Darkest White

『今日は笹原さんとのミーィテングがあるからちょっとだけ遅くなる。ごめんね?』

『笹原さんとのお食事会があるの…凛ちゃん、今日は友美ちゃん家で食べてきてくれる?』


『笹原さん』という単語が現れて良いことなんて今まで一つもなかった。

その人の名前がお母さんの口から出るようになったのは、お母さんが去年新しい仕事に就いてからだった。

中学校が一緒だった人がいたのよ、なんて、少しだけ嬉しそうに語っているのが妙に記憶に残っていた。


「笹原さんには仕事で色々お世話になっているの。だから…お願い。良い子にしててね?」


お母さんの優しい微笑みが大好きだった。それは、『笹原さん』が嫌いという感情よりもずっと大きい気持ちだった。だからお母さんが喜ぶように、良い子にしていようとわたしは決めた。





初めて出会う笹原さんは、ひょろっとしていてなんだかもやしみたいだと思った。

色白で、黒縁メガネがあまり良い印象を与えなかった。

小さい目がちょっと変で、額にある赤い吹き出物が気になった。


「凛ちゃん…笹原茂です。いきなり現れてごめんね。」


だけどわたしの心はまだま子供だったから…良い子になんてしていられなかった。笹原さんのその微笑みがすごくいやで、ぎゅっと唇を結んで何も言わなかった。
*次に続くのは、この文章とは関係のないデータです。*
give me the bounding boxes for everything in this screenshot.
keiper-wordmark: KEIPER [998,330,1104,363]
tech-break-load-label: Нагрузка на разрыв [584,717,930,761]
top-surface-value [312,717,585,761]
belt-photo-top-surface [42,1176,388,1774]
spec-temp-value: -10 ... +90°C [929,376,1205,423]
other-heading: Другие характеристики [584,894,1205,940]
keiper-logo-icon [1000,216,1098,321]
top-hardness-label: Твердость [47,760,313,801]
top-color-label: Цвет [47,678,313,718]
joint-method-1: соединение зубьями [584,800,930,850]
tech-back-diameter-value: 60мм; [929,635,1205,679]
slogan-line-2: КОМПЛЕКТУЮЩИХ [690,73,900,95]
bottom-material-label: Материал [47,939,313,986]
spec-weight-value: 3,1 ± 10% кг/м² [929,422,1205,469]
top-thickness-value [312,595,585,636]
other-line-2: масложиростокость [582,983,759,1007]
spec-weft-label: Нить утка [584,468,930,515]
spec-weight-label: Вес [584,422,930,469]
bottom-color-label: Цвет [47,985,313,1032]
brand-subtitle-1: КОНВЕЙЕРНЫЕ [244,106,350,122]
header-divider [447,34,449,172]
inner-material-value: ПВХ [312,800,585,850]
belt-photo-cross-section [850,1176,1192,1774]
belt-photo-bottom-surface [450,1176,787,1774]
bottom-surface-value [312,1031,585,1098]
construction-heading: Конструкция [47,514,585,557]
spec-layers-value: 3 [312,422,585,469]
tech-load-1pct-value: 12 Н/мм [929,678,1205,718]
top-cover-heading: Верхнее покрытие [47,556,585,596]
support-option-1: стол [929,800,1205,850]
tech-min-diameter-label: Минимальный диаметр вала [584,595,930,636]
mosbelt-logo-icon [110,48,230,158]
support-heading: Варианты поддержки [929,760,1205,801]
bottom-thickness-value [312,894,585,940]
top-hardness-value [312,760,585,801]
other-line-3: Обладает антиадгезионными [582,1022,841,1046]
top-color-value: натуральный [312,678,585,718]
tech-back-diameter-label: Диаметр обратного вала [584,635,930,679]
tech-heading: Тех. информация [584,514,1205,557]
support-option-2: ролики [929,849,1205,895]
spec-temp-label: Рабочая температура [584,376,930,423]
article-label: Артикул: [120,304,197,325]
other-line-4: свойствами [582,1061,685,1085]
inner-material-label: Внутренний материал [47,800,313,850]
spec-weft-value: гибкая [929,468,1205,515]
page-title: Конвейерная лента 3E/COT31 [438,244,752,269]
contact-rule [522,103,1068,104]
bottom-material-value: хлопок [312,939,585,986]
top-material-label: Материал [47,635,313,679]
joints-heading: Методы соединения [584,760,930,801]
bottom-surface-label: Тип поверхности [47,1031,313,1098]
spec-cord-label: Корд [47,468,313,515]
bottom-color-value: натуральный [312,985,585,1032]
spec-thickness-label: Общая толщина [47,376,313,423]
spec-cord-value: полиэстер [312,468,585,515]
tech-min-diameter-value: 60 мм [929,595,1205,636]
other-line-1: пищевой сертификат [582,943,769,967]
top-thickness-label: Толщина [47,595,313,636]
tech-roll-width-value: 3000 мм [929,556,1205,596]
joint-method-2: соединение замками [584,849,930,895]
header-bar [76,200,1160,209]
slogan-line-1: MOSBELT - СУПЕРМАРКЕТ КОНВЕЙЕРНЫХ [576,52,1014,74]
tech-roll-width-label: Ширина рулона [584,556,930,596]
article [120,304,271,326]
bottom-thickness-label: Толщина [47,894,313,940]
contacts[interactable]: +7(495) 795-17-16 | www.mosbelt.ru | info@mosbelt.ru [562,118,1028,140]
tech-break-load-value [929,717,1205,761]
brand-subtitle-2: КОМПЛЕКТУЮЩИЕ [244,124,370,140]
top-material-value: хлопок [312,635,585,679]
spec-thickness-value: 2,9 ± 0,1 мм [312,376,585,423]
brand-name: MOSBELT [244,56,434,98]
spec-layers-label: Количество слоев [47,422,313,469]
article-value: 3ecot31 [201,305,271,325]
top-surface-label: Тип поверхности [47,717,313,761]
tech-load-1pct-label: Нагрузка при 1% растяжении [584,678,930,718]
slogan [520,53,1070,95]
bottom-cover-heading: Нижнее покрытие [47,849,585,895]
そうしたら笹原さんは怒るのかな…そして、お母さんの前から消えるのかな…って、そう期待していたのかもしれない。


だけど笹原さんはそんなわたしを見て、申し訳なさそうに微笑んでいた。


『ごめんね。』


って。


今思い返せば、わたしは初めて出会った時から、笹原さんに謝らせてばかりなのかもしれない。